Twenty-six counties will conduct revaluations of all real estate in January 2019 and property owners — including businesses, nonprofit organizations and individuals — should pay close attention.
The appraisals themselves are sometimes incorrect, which can result in higher taxes for years to come. And other provisions in North Carolina’s property tax law mean revaluation is a good time to consider other risks and opportunities associated with property taxes.
N.C. property tax revaluation appeals
The new appraised values are effective on January 1, 2019 in the 26 counties scheduled to revalue property this year. (Carteret County commissioners voted to delay revaluation for one year while they deal with hurricane damage.)
Once property owners receive their new appraisals, they should review it to ensure it’s fair and accurate, and that the new appraisals reflect the market value. Frequently, land that’s undergone improvements, such as adding utility infrastructure, can see a big jump in value. But there may be other factors that the county appraisers have failed to account for that could mitigate those increases.
If the appraisal is problematic, the first step is an informal appeal initiated by contacting the county staff upon receipt of the revaluation notice. This informal appeal is often sufficient to correct simple errors.
However, property owners with significant holdings may want to engage an attorney who understands property tax law to determine the best path to follow — even before the informal appeal.
If the informal appeal doesn’t resolve the situation, the next step is a formal appeal to the county Board of Equalization and Review. After that, appeals go to the State Property Tax Commission, which is the court of record for all property tax appeals. There are statutory deadlines filing the formal appeal to the county Board of Equalization and Review and the State Property Tax Commission.
The further the appeals go, the more expensive and time-consuming the process becomes. Good advice early on from an attorney with specific knowledge of property tax laws and procedures may speed up the resolution and help you understand what’s worth appealing.
Risks and rewards of present-use values
Generally, property is appraised based on its “highest and best use.” But that doesn’t mean your property is being used that way, which can result in a mismatch between what your county thinks your land is worth and its present use.

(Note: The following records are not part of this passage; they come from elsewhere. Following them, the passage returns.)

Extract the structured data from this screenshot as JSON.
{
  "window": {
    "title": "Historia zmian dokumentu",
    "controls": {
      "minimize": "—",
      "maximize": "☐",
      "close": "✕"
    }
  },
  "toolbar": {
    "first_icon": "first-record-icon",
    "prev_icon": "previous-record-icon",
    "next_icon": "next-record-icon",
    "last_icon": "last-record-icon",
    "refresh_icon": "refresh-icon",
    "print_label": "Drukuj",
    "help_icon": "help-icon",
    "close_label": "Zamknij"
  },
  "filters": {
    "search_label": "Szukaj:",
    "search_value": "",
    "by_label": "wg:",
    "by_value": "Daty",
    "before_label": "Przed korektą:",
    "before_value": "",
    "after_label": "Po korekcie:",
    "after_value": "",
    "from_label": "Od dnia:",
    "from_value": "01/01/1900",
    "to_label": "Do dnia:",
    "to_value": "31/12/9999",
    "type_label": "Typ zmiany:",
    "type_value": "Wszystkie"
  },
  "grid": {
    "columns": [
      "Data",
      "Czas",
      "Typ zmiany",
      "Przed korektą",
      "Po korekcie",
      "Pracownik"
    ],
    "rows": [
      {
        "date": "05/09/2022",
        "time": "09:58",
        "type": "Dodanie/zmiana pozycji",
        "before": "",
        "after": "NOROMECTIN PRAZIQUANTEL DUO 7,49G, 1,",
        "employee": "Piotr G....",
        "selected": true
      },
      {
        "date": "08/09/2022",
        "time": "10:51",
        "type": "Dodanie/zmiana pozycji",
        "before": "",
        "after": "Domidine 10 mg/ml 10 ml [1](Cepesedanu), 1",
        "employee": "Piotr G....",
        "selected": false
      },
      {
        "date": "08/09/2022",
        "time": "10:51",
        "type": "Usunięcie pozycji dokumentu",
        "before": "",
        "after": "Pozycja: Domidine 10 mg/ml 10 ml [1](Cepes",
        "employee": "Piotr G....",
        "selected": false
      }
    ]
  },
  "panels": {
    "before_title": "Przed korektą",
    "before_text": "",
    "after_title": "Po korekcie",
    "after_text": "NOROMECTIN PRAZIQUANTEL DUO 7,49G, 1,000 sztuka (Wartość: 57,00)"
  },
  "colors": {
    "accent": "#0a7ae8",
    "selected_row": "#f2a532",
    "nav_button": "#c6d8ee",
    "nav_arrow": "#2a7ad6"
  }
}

If the land is being used for some kind of agricultural, horticultural or forestry purpose, then it might be eligible for a lower valuation. There are other tests that must be met to qualify. And even if your land does qualify, opting for present-use value requires careful consideration.
The property taxes avoided under the present-use law are deferred. That means if you applied for present-use valuation, but then sold your land a year later to someone who wanted to develop it, you or the buyer (depending on the terms of your sales contract) would be liable for the amount of tax deferred.
Liability for the deferred taxes includes the current year plus three previous years, and includes interest based on the differences in value. So, if you’re planning a sale or ownership transfer in the foreseeable future, consider the tax implications.
Likewise, if you have land that might be eligible for a present-use discount, specific requirements must be met before your county will recognize the lower value.
Any time you anticipate land being transferred — even if it’s just between family members or as part of an estate plan — present-use valuation could impact tax liability and therefore the transaction.
Property tax exemptions for nonprofits
Finally, North Carolina exempts nonprofit, charitable organizations — including churches, hospitals, private schools and certain retirement facilities — from paying property taxes. The property owned by these organizations still must be appraised by counties, however.
Because local governments rely so heavily on property tax revenues, they’re incentivized to find non-exempt uses. In some cases, even though a nonprofit is the owner of the property, taxes may still be owed because some or all of the property is being used for a purpose that’s not exempt.
Counties are also required to audit all nonprofit organizations every eight years — meaning each year they’ll cover about one-eighth of all the nonprofits in their jurisdiction. If they find something local tax authorities think isn’t exempt, the law allows them to try to discover back taxes for up to five years, in some cases.
Smart organizations will avoid these surprise tax bills by regularly reviewing their own property holdings and uses and ensure they’re being handled properly.
Like present use valuations, nonprofit exemptions require an application.